Time to readjust your priorities, Minister! – Yours, etc,
HARRY McCAULEY,
Maynooth,
Co Kildare.
Sir, – No nurse or midwife wants to be on the picket line. We want to be inside caring for our patients. We are fighting for pay parity with other allied health professionals in order to retain our highly skilled newly qualified nurses and midwives who currently leave every year to work in better conditions and for better pay abroad. We want our skills to be equally recognised by the Government after studying for four years and achieving an honours degree, just like our colleagues in other professions, such as radiography, physiotherapy and occupational therapy.
We work 13-hour shifts sometimes with no break, simply because to sit and eat is impossible with so much to do and so few to do it. We work nights, we work weekends, we miss Christmas’s, birthdays, christenings and every special occasion in between. We deserve parity and equality.
Every nurse and midwife has many stories of times they have stayed at work unpaid for hours after their shift has finished. This may have been to support their colleagues coming into a full ward with critical staff shortages; maybe it was to hold a dying patient’s hand as they took their last breath; maybe it was because they were too busy all day trying to provide safe care in impossible circumstances that they had to leave their documentation until the end of a shift; maybe it was to sit and grieve with the parents of a baby you delivered who was stillborn; maybe it was because you had to go on an ambulance transfer with a patient a half an hour before your shift ended, leaving you on the road for six hours after your day should have finished.
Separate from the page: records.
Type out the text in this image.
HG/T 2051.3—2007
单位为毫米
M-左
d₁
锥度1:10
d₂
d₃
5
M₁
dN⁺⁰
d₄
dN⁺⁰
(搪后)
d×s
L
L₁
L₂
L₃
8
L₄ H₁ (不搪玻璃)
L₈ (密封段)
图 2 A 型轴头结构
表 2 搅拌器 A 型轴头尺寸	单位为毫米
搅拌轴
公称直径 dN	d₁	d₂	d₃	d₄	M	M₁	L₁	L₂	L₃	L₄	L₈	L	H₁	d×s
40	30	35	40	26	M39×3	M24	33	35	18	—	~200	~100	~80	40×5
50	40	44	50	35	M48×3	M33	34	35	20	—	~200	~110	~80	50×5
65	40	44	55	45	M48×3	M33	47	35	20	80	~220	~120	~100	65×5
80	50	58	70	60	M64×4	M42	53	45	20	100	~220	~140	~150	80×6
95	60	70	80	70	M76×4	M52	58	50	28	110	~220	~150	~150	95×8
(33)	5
We chose this profession because we care. We love our jobs. But we are stressed. We are gravely understaffed with retirements, maternity leaves and sick leave never replaced. We are doing our best, but yet we leave work every day and night disheartened at the care we couldn’t give because we didn’t have time to do more for our patients.
I am a midwife five years post-qualification and for the first two weeks of 2019 I earned €1,160.65. I earned €580.32 a week. This is including the extra pay I received for night duty and unsocial hours (weekend work). I get paid to work 39 hours a week so this amounts to me getting paid an absolute best rate possible of €14.88 an hour. As per current HSE salary scales, after working hard full-time since 2013 for the HSE as a midwife, I currently earn less than any other allied health professional who are newly qualified in their first job since finishing college in September 2018.
We have a recruitment and retention crisis in the nursing and midwifery professions.
We deserve parity and equality. Maybe if we had parity, our Irish-trained nurses and midwives would stop leaving and those abroad would come home. More staff will result in safer care for our patients. That is our only goal here – all we want is to be able to provide the safe and high-quality care our patients deserve. – Yours, etc,
SINÉAD KELLEGHER,
Registered Midwife,
Mohill, Co Leitrim.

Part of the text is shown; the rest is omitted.